John Peden

Personal information
- Full name: John Peden
- Date of birth: 12 July 1863
- Place of birth: Belfast, Ireland
- Date of death: 15 September 1944 (aged 81)
- Position(s): Outside left

Senior career*
- Years: Team / Apps / (Gls)
- 1886–1893: Linfield
- 1893–1894: Newton Heath / 28 / (7)
- 1894–1895: Sheffield United / 8 / (0)
- 1895–1898: Distillery
- 1898–?: Linfield

International career
- 1887–1899: Ireland / 24 / (7)
- Irish League XI / 4 / (?)

= Jack Peden =

Irish footballer (1863–1944)

John Peden (12 July 1863 – 15 September 1944) was an Irish footballer who played as an outside left for Newton Heath and Sheffield United in the 1890s. He made 24 appearances and scored seven goals for Ireland in a 12-year international career, interrupted by a two-year gap while he played in England (England-based players were not selected for the Ireland national team until 1899).

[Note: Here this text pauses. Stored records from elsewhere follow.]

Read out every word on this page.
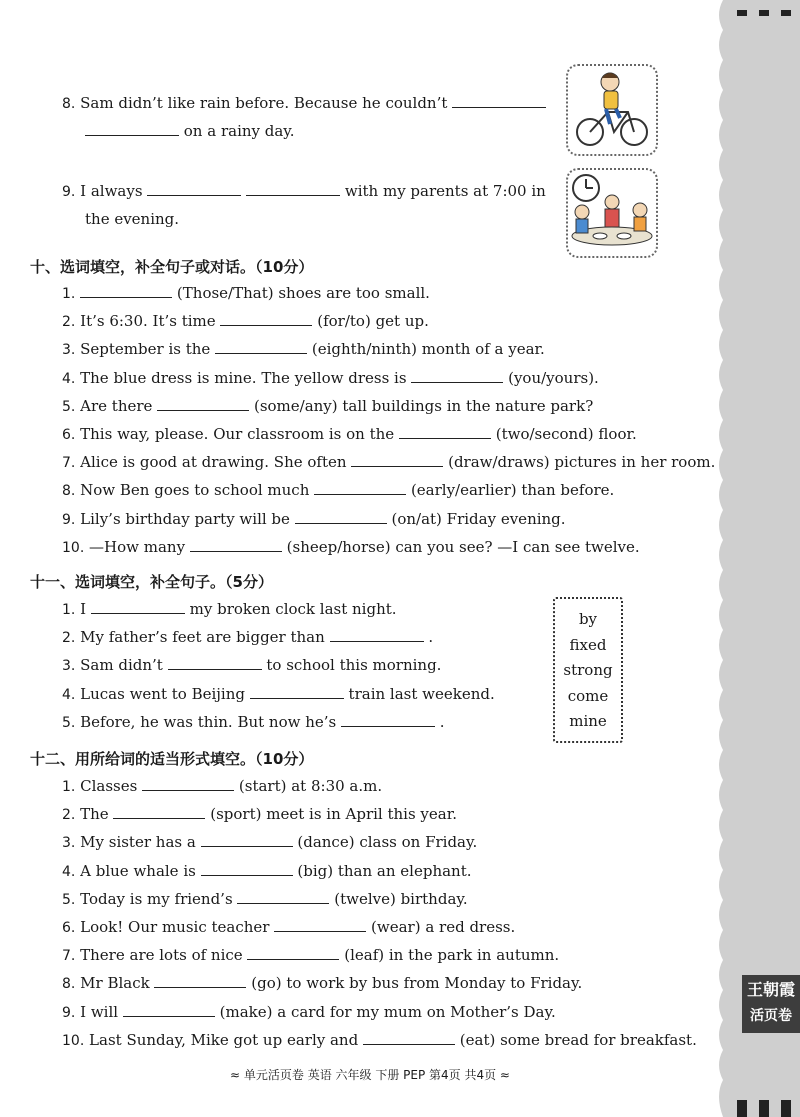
王朝霞
活页卷
8. Sam didn’t like rain before. Because he couldn’t
on a rainy day.
9. I always	with my parents at 7:00 in
the evening.
十、选词填空，补全句子或对话。（10分）
1.	(Those/That) shoes are too small.
2. It’s 6:30. It’s time	(for/to) get up.
3. September is the	(eighth/ninth) month of a year.
4. The blue dress is mine. The yellow dress is	(you/yours).
5. Are there	(some/any) tall buildings in the nature park?
6. This way, please. Our classroom is on the	(two/second) floor.
7. Alice is good at drawing. She often	(draw/draws) pictures in her room.
8. Now Ben goes to school much	(early/earlier) than before.
9. Lily’s birthday party will be	(on/at) Friday evening.
10. —How many	(sheep/horse) can you see? —I can see twelve.
十一、选词填空，补全句子。（5分）
1. I	my broken clock last night.
2. My father’s feet are bigger than	.
3. Sam didn’t	to school this morning.
4. Lucas went to Beijing	train last weekend.
5. Before, he was thin. But now he’s	.
by
fixed
strong
come
mine
十二、用所给词的适当形式填空。（10分）
1. Classes	(start) at 8:30 a.m.
2. The	(sport) meet is in April this year.
3. My sister has a	(dance) class on Friday.
4. A blue whale is	(big) than an elephant.
5. Today is my friend’s	(twelve) birthday.
6. Look! Our music teacher	(wear) a red dress.
7. There are lots of nice	(leaf) in the park in autumn.
8. Mr Black	(go) to work by bus from Monday to Friday.
9. I will	(make) a card for my mum on Mother’s Day.
10. Last Sunday, Mike got up early and	(eat) some bread for breakfast.
≈ 单元活页卷 英语 六年级 下册 PEP 第4页 共4页 ≈
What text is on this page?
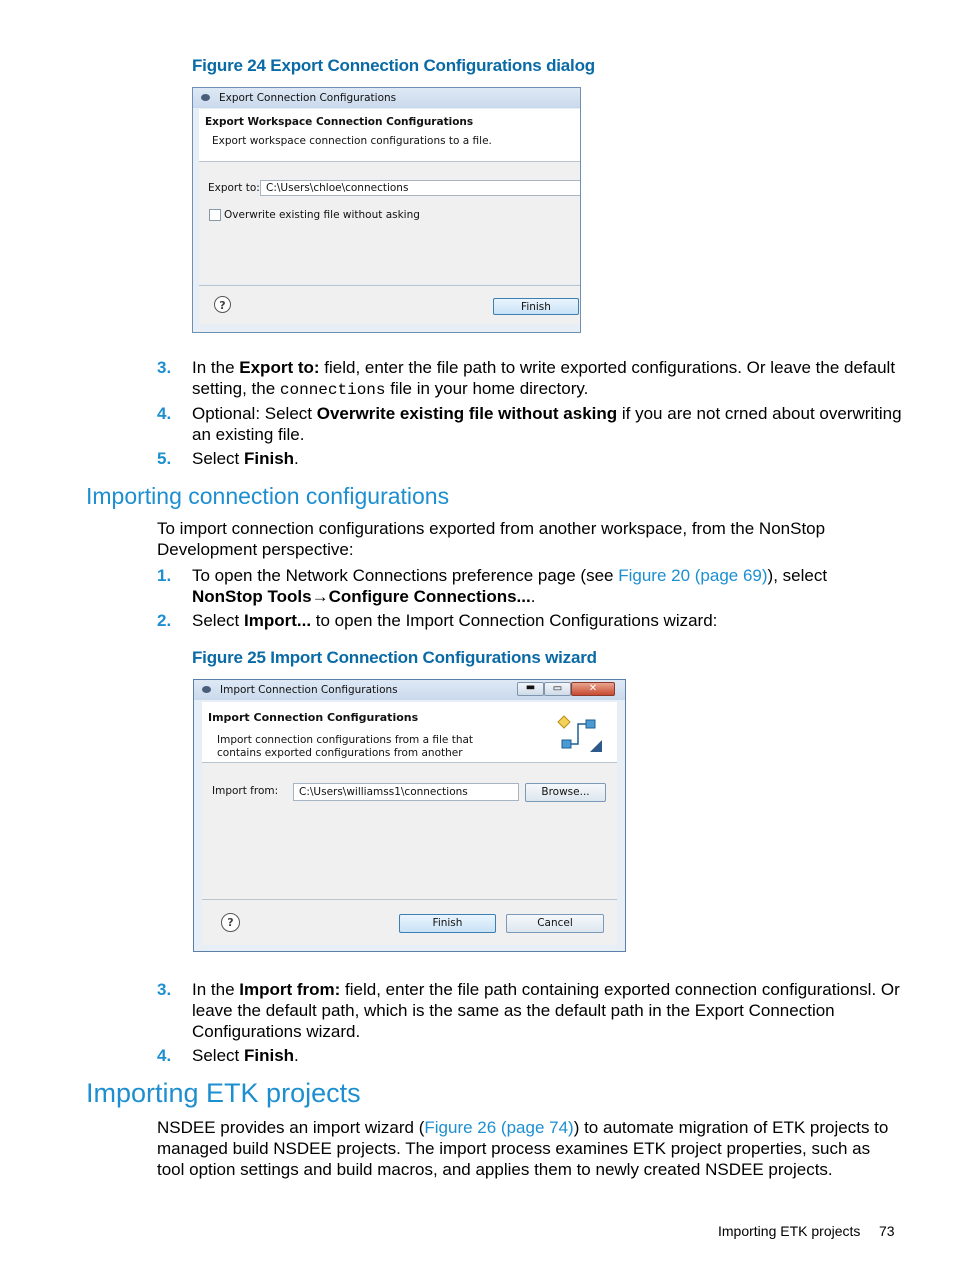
Figure 24 Export Connection Configurations dialog
Export Connection Configurations
Export Workspace Connection Configurations
Export workspace connection configurations to a file.
Export to: C:\Users\chloe\connections
Overwrite existing file without asking
?	Finish
3. In the Export to: field, enter the file path to write exported configurations. Or leave the default setting, the connections file in your home directory.
4. Optional: Select Overwrite existing file without asking if you are not crned about overwriting an existing file.
5. Select Finish.
Importing connection configurations
To import connection configurations exported from another workspace, from the NonStop Development perspective:
1. To open the Network Connections preference page (see Figure 20 (page 69)), select NonStop Tools→Configure Connections....
2. Select Import... to open the Import Connection Configurations wizard:
Figure 25 Import Connection Configurations wizard
Import Connection Configurations	▬	▭	✕
Import Connection Configurations
Import connection configurations from a file that
contains exported configurations from another
Import from:	C:\Users\williamss1\connections	Browse...
?	Finish	Cancel
3. In the Import from: field, enter the file path containing exported connection configurationsl. Or leave the default path, which is the same as the default path in the Export Connection Configurations wizard.
4. Select Finish.
Importing ETK projects
NSDEE provides an import wizard (Figure 26 (page 74)) to automate migration of ETK projects to managed build NSDEE projects. The import process examines ETK project properties, such as tool option settings and build macros, and applies them to newly created NSDEE projects.
Importing ETK projects 73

Born in Belfast, Peden began his career with Linfield as a 21-year-old in 1886. He signed for Newton Heath in February 1893, but did not make his debut for the Manchester side until the opening game of the 1893–94 season against Burnley on 2 September 1893. Peden left the Heathens at the end of the season to join Sheffield United, but he could not hold down a first-team place with the Yorkshire side, and returned to Ireland to play for Distillery. He finally returned to Linfield in 1898 before retiring at the end of the 1898–99 season.